Si cela n’empêche pas la nouvelle Innocenti Mini d’être dévoilée au public à l’occasion du Salon de Turin, en novembre 1974, sa « première carrière », sous le label du groupe British Leyland, sera toutefois fort courte puisqu’elle durera à peine plus d’un an. Se retrouvant très vite au bord du gouffre, le gouvernement britannique de l’époque (dirigé par les Travaillistes) ne voit alors d’autre solution que de décréter sa nationalisation pour lui éviter un naufrage pur et simple. Si celle-ci sauve (en tout cas en partie et provisoirement) celui-ci (ainsi que ses milliers de salariés) de la faillite, la première mesure prise afin de tenter d’en assainir les finances exsangues et de « colmater les brèches » pour éviter que le navire coule est de couper, sans guère d’états d’âme, toutes les branches « malades » de l’arbre. Ainsi que toutes celles que les représentants du gouvernement de Londres jugent inutiles ou insuffisamment rentable. Une sorte de « grand nettoyage par le vide » va alors progressivement s’opérer au sein du groupe automobile nouvellement nationalisé, tant au Royaume-Uni qu’à l’étranger. De l’autre côté de la Manche, cela conduira à la disparition de Wolseley en 1976, de Morris sept ans plus tard et de Triumph l’année suivante ainsi que de la vente d’Innocenti en Italie, cette même année 1976.

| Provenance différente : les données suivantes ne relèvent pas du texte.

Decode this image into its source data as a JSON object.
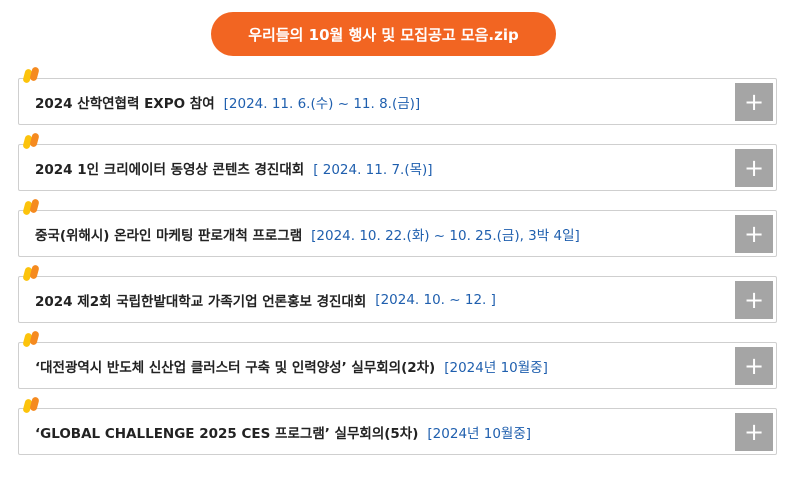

Celui qui se portera acquéreur du constructeur des Mini italiennes n’est d’ailleurs pas un inconnu au sein de l’industrie automobile italienne, puisqu’il s’agit d’Alejandro De Tomaso. Outre la marque de voitures de sport portant son nom (connue surtout pour la mythique Panthera), ce dernier s’est bâti, à la même époque, un véritable petit empire (en grande partie, il est vrai, grâce aux aides financières et autres facilités accordées à l’époque par le gouvernement italien pour la reprises d’entreprises en difficultés). Outre Innocenti, il ajoutera ainsi Maserati (jusqu’alors propriété de Citroën et revendue après le rachat de la marque aux chevrons par Peugeot) ainsi que les motos Guzzi à son portefeuille.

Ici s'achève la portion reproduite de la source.